Mais « réussir un festival, c’est réussir la programmation au Corum  et sa jauge de 2000 places » affirme Jean-Paul Montanari, remarquant au passage « qu’il n’est pas si facile de remplir les grandes scènes avec un projet artistique qui se tienne. Autrefois, les grandes compagnies américaines, comme celles de Merce Cunningham ou Trisha Brown remplissaient cette mission à merveille, aujourd’hui, c’est une des raisons du retour des compagnies classiques. ». Pour autant, cette édition a trouvé des compagnies solides capables de remplir cette mission. Le Ballet Prejocaj avec Les Pièces de New York ( lire notre critique) Le Ballet de l’Opéra de Lyon qui présentera Dance dans sa version exceptionnelle puisque Yorgos Loukos, son directeur, a passé commande à la réalisatrice Marie-Hélène Rebois qui a réussi la performance de recomposer le film de Sol LeWitt avec les danseurs qui sont sur scène. « Car, on avait perdu l’essence même de la pièce, en montrant un film de 1972 avec des danseurs d’aujourd’hui » explique Yorgos Loukos, « du coup, tout l’effet de dédoublement et de superpositions était perdu ».

Le Corum accueillra également la compagnie Marie Chouinard dans l’excellent Soft virtuosity, still humid, on the edge, et le Dutch National Ballet avec des ballets de Hans Van Manen « dont l’œuvre a sans doute été un peu oblitérée dans notre programmation par l’éclat de Jiří Kylián. Ce qui m’a paru, finalement, assez injuste.» raconte Jean-Paul Montanari.

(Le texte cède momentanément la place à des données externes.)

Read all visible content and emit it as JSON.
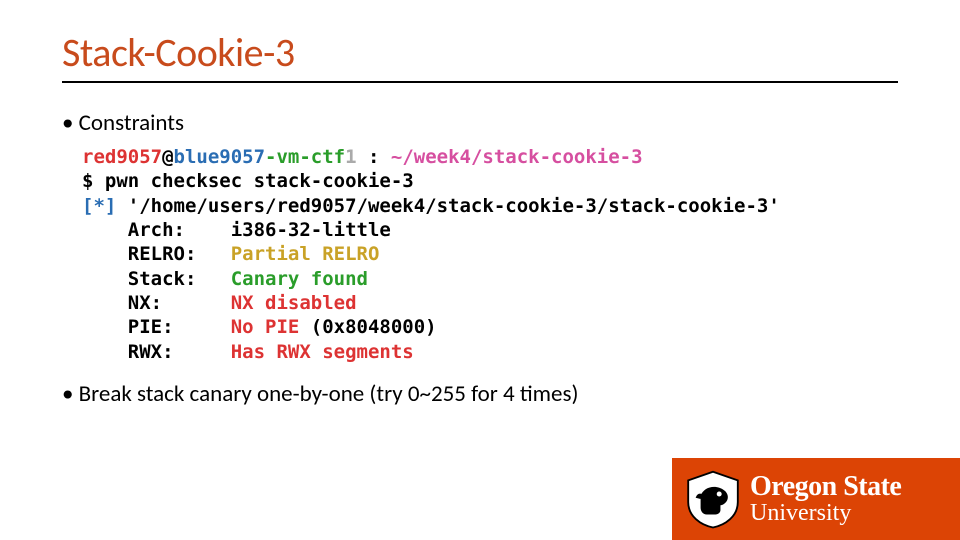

Le festival propose aussi quelques pépites, à commencer par la création d’Emanuel Gat qui réunit 10 danseurs de l’Opéra de Lyon et 10 danseurs de sa compagnies et ne sera visible que dans cette édition de Montpellier Danse : TEN WORKS (for Jean-Paul). La création de Steven Cohen, artiste Sud-Africain, en hommage à Elu, son compagnon récemment disparu put your heart undr your feet… and walk. Deux pièces très attendues, celle de Marlène Monteiro Freitas pour treize interprètes  Bacchantes, prélude pour une purge et celle de Daniel Linehan, Flood, ainsi que le deuxième volet de la création de Sharon Eyal, succès de l’édtion précédente, à savoir Love Chapter 2. Et beaucoup d’autres chorégraphes comme David Wampach, Nadia Beugré, Antonio Canales…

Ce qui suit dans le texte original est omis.